Dick Marty lebte vor, wie entscheidend im Parlament persönliches Engagement und hohe Qualität, dazu die Führung parlamentarischer Tätigkeiten sind, wie unabhängig, unerschrocken, schonungslos gearbeitet werden muss. Dick Marty hat dafür einen persönlichen Preis bezahlt; er musste lange Zeit unter Polizeischutz leben. Im Gedächtnis behalten wir den Einfluss von Dick Marty vor allem durch die Berichte, die er für die Kommission für Rechtsfragen und Menschenrechte erstellte, etwa zu den Geheimgefängnissen der CIA in Europa, zu illegalen Verschleppungen von Terrorverdächtigen, zu den Menschenrechtsverletzungen in Tschetschenien, zu den Vorwürfen von Kriegsverbrechen und anderen Greueltaten bis hin zum Organhandel führender UCK-Mitglieder, sogar Hashim Thaçi.
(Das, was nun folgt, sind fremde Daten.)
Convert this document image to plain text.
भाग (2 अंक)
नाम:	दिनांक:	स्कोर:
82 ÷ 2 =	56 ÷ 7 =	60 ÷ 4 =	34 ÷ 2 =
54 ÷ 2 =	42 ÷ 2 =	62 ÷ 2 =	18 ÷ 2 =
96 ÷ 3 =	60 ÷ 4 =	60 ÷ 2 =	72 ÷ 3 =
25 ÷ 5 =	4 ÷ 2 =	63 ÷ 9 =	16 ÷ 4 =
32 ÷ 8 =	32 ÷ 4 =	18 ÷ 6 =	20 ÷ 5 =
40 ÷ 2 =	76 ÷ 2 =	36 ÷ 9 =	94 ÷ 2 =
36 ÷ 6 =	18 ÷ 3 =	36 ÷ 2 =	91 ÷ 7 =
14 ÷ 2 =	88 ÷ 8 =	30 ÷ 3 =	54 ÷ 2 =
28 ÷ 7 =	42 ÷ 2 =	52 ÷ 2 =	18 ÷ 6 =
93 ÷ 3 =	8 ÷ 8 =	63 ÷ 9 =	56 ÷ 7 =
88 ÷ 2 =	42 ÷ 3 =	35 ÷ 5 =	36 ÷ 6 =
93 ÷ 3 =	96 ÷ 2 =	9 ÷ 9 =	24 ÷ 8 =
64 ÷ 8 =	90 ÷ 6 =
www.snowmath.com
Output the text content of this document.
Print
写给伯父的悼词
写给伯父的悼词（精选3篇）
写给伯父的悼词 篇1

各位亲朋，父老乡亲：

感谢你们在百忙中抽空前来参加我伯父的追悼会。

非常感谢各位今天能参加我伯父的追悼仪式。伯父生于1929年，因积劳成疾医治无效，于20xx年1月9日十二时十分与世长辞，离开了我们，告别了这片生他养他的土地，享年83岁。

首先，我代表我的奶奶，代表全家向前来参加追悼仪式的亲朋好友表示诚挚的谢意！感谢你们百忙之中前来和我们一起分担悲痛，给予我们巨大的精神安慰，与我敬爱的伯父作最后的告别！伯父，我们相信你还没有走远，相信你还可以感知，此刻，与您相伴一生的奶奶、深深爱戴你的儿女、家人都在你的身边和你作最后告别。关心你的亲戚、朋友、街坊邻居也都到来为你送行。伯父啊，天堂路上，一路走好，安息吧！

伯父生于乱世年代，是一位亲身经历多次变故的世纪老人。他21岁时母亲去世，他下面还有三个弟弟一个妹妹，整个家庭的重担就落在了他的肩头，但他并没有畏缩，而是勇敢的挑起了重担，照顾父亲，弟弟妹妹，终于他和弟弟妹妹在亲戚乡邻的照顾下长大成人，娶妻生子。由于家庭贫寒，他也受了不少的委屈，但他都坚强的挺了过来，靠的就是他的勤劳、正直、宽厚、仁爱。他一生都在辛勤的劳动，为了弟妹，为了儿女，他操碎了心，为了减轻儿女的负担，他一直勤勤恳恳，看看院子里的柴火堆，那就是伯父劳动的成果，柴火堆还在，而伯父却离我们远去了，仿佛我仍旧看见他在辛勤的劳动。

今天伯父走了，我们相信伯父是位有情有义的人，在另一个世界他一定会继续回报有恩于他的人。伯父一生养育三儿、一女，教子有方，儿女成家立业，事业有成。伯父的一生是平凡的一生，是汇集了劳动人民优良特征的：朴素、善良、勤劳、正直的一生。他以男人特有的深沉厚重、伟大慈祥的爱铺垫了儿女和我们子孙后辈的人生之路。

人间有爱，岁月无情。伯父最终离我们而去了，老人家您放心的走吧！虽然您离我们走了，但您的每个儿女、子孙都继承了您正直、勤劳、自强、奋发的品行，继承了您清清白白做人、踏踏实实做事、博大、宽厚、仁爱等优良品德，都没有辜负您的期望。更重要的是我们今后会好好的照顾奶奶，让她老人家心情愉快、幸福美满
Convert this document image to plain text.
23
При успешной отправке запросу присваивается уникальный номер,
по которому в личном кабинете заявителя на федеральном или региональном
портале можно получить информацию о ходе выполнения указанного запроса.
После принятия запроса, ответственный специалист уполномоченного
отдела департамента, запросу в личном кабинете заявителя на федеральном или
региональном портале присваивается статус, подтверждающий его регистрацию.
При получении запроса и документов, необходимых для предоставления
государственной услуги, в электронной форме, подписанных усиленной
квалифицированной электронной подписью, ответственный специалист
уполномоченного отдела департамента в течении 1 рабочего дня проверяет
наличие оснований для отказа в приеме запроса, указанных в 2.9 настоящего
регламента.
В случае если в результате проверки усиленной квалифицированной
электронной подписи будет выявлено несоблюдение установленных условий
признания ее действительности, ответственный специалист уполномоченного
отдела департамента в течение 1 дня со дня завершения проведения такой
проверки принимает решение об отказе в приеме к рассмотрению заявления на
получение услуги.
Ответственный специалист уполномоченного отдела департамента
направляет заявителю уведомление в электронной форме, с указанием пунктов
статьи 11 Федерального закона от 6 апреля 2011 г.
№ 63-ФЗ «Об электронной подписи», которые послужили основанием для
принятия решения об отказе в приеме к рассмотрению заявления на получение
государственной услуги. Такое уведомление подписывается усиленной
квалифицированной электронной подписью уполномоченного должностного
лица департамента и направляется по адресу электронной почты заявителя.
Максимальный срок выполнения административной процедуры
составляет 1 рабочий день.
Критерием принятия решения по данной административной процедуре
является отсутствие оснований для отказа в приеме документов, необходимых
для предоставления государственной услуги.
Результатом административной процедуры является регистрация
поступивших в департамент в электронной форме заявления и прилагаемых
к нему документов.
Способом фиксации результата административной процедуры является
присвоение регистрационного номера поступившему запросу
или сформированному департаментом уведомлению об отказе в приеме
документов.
Die Menschenrechte müssen in praktischen Fällen bis in Einzelheiten, durch die Tiefen und Dornen des Alltags hindurch verwirklicht werden; es genügt nicht, sie als hehre Prinzipien zu deklamieren. So hat Dick Marty den Bericht zu Tschetschenien derart eindrücklich belegt, dass die Parlamentarische Versammlung ihn einstimmig angenommen hat – seinerzeit in Anwesenheit der russischen Parlamentarierdelegation, deren Mitglieder teils zugestimmt, teils sich enthalten haben.

Ehre seinem Andenken!

 

Prof. Dr. iur. Thomas Pfisterer war Bundesrichter sowie Regierungs- und Ständerat des Kantons Aargau. Er ist Mitglied von UNSER RECHT.